Ad accoglierci un lungo viale alberato di cipressi in duplice fila direttamente da Bolgheri. Ma quello che mi preme sottolineare è che ColSanto nasce dalla passione di viticoltori Friuliani, la famiglia Livon, per “i grandi vini rossi del centro Italia: Sangiovese e Sagrantino”.  Ecco allora sorgere due tenute dedicate a questi due vitigni: in Toscana con Borgo Salcetino e in Umbria con ColSanto.
E’ nel 1990 che la famiglia Livon arriva in terra umbra, facendo rinascere l’attuale azienda dallo scheletro di un antico granaio del ‘700.

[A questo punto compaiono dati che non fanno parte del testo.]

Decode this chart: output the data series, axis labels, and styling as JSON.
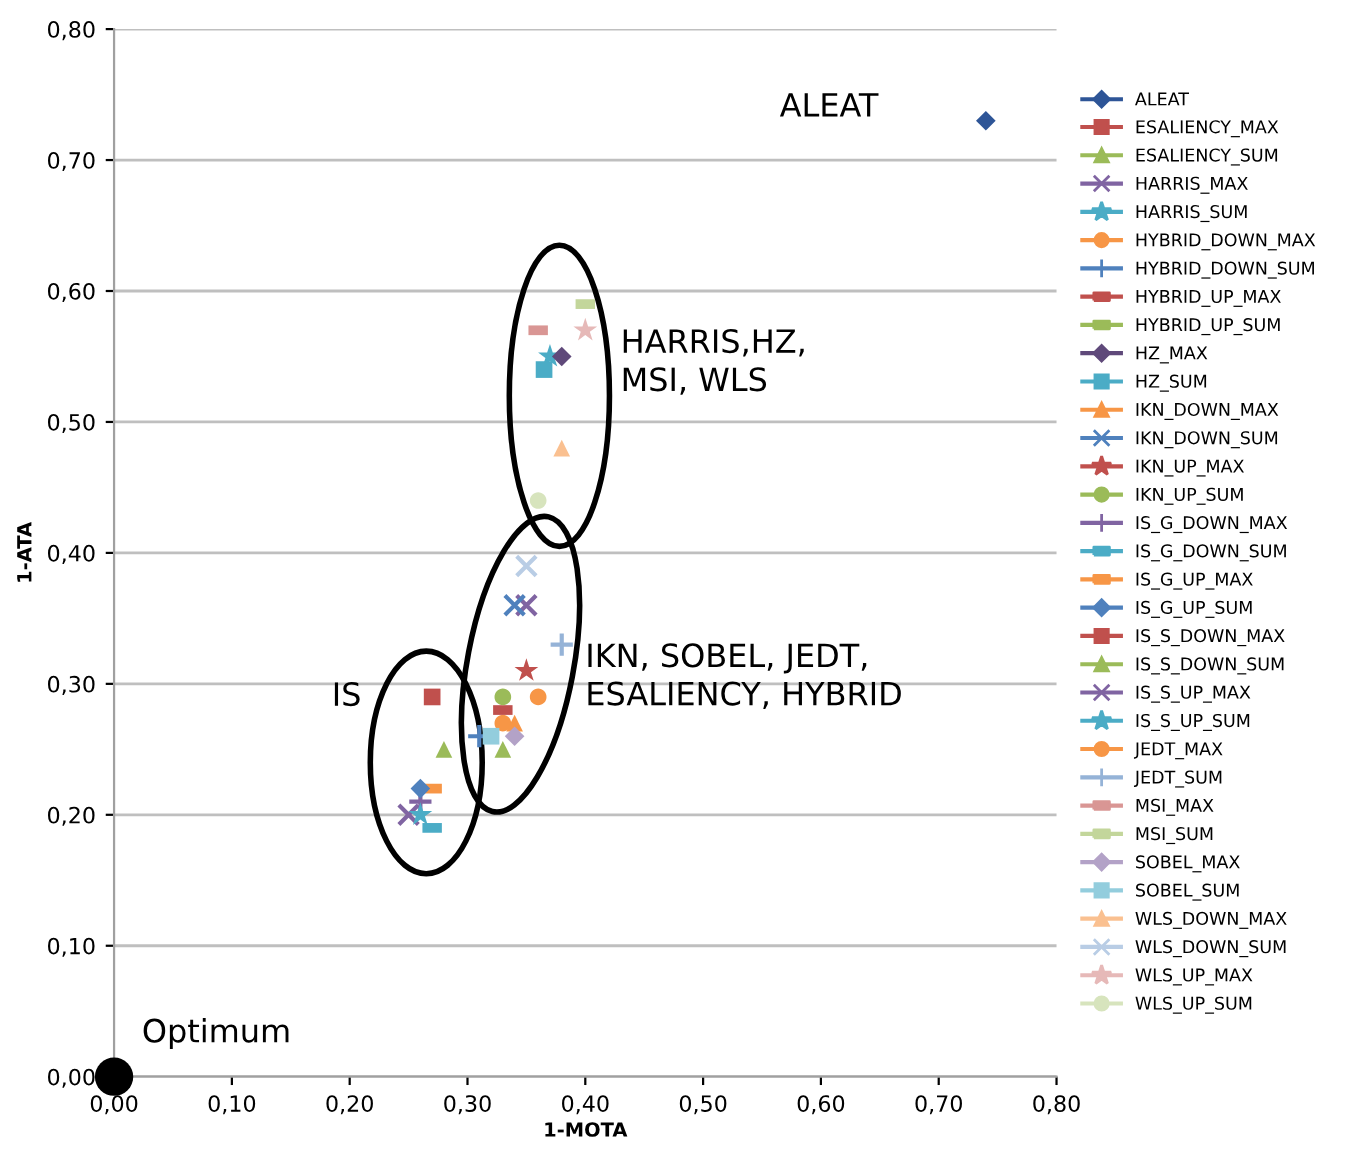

24 ettari in Umbria (totali 250, di cui 210 in Friuli), stile bordolese con 7500 piante per ettaro: poche gemme, poca uva (circa 800 per pianta) ma grande resa qualitativa. Il terreno costa prevalentemente di limo e argilla.
Il metodo di allevamento è il Cordone speronato e si allevano Sagrantino, Sangiovese, Montepulciano e Merlot per quelli a bacca rossa, Trebbiano Spoletino a bacca bianca. La filosofia aziendale persegue l’utilizzo di Barrique (ungherese e francese) e Botti a temperatura controllata. In fase sperimentale un Sagrantino in purezza (annata 2016) affinato in anfora o clayver (gress) non rivestita: questo per “mantenere la ricchezza del varietale, come la croccantezza,il frutto e la piacevolezza del fiore”- racconta Elisabetta.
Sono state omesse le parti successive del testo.